4 Replies to “The London Times on Dawkins: Darwinism is magic, and children know it! Do the riots follow automatically?

  1. 1
    David W. Gibson says:

    It’s also cause for disbelief, if evidence for undirected creation is lacking.

    This is an excellent objection. Evidence is what science rests on, and conclusions not based on evidence are unsupportable in science. (Outside of science, other decision criteria may be more useful).

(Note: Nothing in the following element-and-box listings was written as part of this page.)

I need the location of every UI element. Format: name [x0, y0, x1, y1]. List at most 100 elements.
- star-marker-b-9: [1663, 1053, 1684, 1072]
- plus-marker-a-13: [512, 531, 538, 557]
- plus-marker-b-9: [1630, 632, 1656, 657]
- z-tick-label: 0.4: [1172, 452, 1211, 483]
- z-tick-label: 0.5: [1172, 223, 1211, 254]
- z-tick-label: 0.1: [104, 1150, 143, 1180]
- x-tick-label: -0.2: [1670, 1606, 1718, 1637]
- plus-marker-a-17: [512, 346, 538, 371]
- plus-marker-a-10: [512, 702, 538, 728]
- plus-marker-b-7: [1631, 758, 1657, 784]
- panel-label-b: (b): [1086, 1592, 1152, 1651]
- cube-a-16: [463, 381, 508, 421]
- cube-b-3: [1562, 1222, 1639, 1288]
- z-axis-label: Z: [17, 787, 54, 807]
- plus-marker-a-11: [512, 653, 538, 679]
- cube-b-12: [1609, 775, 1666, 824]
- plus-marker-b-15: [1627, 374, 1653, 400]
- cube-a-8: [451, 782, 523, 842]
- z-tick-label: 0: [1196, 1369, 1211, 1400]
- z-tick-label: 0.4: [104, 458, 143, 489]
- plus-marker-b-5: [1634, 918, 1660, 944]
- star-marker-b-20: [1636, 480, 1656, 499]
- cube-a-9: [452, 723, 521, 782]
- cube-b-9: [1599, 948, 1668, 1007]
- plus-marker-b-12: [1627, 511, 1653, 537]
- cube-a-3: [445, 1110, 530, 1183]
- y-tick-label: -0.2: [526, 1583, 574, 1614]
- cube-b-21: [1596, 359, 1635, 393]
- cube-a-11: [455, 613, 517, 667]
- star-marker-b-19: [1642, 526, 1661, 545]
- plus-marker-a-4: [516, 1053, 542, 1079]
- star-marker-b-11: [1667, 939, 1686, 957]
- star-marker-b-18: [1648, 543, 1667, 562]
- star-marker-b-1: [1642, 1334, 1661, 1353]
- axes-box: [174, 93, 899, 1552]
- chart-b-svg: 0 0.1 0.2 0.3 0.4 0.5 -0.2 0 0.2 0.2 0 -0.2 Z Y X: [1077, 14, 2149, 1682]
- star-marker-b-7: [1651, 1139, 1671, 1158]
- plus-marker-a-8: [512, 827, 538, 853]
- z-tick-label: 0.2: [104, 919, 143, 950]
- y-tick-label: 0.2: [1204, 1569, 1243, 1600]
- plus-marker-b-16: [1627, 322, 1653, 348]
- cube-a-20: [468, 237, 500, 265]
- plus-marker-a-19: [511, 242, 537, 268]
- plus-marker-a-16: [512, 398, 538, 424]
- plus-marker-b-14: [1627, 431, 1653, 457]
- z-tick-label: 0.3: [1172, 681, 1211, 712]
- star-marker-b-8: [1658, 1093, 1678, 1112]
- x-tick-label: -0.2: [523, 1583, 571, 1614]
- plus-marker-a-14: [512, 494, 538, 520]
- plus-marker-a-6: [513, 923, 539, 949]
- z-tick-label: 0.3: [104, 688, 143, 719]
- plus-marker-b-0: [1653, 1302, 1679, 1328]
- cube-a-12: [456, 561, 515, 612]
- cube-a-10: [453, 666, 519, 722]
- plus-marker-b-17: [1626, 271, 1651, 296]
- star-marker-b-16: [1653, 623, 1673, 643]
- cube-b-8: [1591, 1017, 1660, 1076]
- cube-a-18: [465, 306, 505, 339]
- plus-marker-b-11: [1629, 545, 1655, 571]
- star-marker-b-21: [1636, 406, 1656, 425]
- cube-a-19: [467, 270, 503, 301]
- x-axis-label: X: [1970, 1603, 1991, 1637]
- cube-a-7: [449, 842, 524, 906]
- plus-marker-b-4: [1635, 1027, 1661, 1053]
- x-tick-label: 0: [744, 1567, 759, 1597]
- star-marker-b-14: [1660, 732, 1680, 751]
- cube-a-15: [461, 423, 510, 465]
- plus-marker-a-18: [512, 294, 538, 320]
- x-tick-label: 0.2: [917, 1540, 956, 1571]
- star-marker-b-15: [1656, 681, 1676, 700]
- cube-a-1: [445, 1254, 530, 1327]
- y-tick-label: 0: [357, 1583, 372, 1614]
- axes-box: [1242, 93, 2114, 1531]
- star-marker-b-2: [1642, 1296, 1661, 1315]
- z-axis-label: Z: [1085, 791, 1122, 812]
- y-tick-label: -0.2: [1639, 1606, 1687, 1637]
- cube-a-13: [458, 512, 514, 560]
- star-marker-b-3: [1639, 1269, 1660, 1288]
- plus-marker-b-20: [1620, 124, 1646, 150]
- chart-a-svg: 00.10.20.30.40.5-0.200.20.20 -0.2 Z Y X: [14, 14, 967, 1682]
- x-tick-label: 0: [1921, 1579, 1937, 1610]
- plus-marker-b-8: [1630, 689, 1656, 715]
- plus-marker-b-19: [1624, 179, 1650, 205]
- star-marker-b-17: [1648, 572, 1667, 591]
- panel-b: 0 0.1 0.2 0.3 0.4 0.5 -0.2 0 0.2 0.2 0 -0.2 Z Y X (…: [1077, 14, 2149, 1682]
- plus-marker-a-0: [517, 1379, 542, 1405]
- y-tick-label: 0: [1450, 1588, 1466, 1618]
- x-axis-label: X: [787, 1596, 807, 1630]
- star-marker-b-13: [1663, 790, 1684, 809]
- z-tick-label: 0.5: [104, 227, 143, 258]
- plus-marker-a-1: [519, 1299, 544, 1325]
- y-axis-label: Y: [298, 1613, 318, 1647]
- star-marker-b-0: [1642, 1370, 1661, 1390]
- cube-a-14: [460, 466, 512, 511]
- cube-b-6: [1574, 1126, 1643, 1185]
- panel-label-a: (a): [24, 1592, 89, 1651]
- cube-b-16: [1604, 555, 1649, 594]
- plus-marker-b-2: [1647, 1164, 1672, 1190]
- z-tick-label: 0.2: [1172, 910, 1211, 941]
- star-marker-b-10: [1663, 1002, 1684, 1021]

    Starting at the beginning, then, what WOULD be evidence for “undirected creation”? What would it look like? How would we know it if we see it? What seems to be lacking here is an operational definition, sufficiently clear and agreed on before hand, so that the results of any relevant research would be unambiguous according to that definition.

  2. 2
    tjguy says:

    Well David, I think we can certainly say that thousands of optimally designed nanotech machines, codes, specified information, fine tuned laws of nature that allow life to exist, chirality, self-consciousness, irreducibly complex systems, etc. would NOT be part of what would be expected.

    It seems to me we can approach it in the opposite fashion as well. If we keep find what we would not expect to find, then the theory would be in trouble. Darwin himself helps to answer your question.

    He said that he would expect to find many many transitional forms in the fossil records. The fossil record did not give support to his theory at that time. What he expected never came to pass. The fossil record still is full of gaps and transitional forms are few – if any – and far between.

    He said that if an irreducibly complex system were found, it would invalidate his theory. Meaning, he didn’t expect them to exist. Science has shown us that these are numerous, thus invalidating his theory.

    Darwin expected the cell to be a simple blob of whatever. He was wrong. It was more complex by levels of magnitude than he could ever imagine. Again, what Darwin expected, turned out to be wrong.

    How can a theory based on all these untruths have any merit? If Darwin knew back then what we know today – irreducibly complex systems abound, the cell is unbelievably complex, the fossil record still abounds with gaps, there is volumes and volumes of specified information encoded in the cell, etc., does anyone actually think he would have had the faith to believe in his own ideas?

    I don’t.

  3. 3
    bornagain77 says:

    tjguy, very interesting insight, and very well put!

  4. 4
    William J Murray says:

    It is amusing that Dawkins rants, raves and rails so hard against what is, in his perspective, nothing more than an evolutionary feature – religious belief.

    It’s exactly like a pecan tree that comes to believe that walnut trees are a harmful aberration to treedom, and that they must all be weeded out …. as if his own conviction is not the fundamental equivalent of the very thing he wants to wipe out.

    Dawkins is like a dog barking that the sounds other barking dogs make is “wrong”. If religious belief is just something evolution produced, how can it be “wrong”?

    Since ideological beliefs would be nothing more than an evolved, physical feature, aren’t Dawkins’ attacks on religious beliefs no different (under Darwinism) from attacks on people because of their skin color or ethnicity?

    Wouldn’t the act of calling a religious belief “wrong” or “evil” be, essentially, the same as saying that the color of one’s skin is evil or wrong?